HESA Ekonomi Araştırmaları Direktörü Doç. Dr. Ramazan Taş, G20 Liderler Bildirgesi'nin mürekkebi kurumadan Samanyolu Grubu'nun Türksat'tan çıkarılması, Kaynak Holding'e kayyım atanması gibi uygulamalar ile Türkiye'de ekonomik özgürlüklerin ve yatırım ortamının torpillendiğini, Türkiye'nin uymayı taahhüt ettiği G20 ve OECD Kurumsal Yönetim İlkeleri'nin çiğnendiğini söyledi.

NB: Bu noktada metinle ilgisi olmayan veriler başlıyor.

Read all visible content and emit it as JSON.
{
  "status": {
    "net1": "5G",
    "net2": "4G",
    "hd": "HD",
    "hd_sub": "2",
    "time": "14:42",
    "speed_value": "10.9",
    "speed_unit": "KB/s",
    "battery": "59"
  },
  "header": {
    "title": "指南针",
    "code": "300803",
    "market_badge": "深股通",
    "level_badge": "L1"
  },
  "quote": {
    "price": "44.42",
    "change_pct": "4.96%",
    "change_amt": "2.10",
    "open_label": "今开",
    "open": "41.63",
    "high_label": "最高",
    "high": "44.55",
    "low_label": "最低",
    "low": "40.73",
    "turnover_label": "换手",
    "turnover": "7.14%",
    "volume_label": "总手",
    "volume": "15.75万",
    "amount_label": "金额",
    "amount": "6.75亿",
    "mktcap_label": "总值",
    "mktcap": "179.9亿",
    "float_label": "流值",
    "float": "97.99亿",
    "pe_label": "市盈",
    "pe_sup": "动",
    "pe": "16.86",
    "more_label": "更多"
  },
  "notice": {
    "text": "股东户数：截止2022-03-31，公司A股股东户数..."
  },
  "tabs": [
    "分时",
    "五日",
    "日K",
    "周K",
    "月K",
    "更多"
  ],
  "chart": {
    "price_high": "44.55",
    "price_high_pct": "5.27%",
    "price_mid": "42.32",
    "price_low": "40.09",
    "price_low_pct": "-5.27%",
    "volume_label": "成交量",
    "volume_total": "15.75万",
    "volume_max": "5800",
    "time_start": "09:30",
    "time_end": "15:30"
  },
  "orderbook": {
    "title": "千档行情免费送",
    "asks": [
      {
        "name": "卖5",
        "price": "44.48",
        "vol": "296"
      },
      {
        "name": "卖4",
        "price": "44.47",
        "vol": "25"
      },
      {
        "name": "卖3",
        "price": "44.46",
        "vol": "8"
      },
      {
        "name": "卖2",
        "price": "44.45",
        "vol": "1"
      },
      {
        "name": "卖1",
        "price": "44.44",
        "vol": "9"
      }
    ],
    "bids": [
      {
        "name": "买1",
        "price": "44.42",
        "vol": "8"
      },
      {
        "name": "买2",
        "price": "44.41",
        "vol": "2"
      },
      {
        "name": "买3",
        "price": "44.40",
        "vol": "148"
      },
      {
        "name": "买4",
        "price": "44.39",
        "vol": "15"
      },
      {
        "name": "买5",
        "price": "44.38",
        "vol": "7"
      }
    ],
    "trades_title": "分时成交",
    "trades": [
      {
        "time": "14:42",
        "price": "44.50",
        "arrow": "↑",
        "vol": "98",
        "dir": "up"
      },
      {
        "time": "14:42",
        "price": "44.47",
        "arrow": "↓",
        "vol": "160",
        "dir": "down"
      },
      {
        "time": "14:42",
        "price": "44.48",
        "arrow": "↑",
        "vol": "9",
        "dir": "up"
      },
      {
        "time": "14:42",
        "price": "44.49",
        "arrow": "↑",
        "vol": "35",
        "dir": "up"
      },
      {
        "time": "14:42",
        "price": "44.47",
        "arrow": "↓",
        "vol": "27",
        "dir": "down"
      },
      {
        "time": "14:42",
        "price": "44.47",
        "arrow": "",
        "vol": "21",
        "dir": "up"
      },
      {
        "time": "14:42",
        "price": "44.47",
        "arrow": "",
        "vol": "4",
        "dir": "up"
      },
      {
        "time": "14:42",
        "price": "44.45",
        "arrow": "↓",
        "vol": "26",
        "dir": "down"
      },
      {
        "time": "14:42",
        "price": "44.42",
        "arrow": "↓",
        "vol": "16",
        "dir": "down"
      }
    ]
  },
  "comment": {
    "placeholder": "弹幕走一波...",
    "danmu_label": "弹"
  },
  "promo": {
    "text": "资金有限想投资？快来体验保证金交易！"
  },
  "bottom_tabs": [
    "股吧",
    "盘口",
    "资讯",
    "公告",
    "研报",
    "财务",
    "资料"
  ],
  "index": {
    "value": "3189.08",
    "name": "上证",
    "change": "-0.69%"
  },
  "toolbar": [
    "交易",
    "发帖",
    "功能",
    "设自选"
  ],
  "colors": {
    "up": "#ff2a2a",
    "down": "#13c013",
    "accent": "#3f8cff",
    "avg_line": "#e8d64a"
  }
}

Turgut Özal Üniversitesi İİBF İktisat Bölüm Başkanı da olan Ekonomist ve Maliyeci Doç. Dr. Ramazan Taş, yazılı değerlendirmesinde şunları ifade etti: "15-16 Kasım 2015 tarihinde Türkiye'nin dönem başkanlığında Antalya'da gerçekleştirilen 10. G20 Liderler Zirvesi'nde imzalanan Liderler Bildirgesi'nde bütün liderler kendi ülkelerinde 'Özel sektör katkısıyla yatırımları artırma, yatırım ortamını geliştirme, devlete özel sektör yatırımlarını destekleyecek güçlü kurumsal yönetim çerçevesi oluşturmayı hedefleyen G20/OECD Kurumsal Yönetim İlkelerine uyma' taahhüdünde bulundular. G20 Dönem Başkanı sıfatıyla bu bildirgenin altına imza atan Türkiye, taahhüt ettiği kurumsal yönetim ilkelerine her ülkeden daha fazla uymak zorundadır."
Doç. Dr. Taş, 1 Kasım 2015 Genel Seçimleri ile oluşan yeni TBMM ve kurulacak yeni hükümetin, ekonomiye ve hukuka odaklanması, içine girilen ekonomik krizi ve hukuk krizini en geniş toplumsal katılımla çözmesi gerektiğine vurgu yaptı.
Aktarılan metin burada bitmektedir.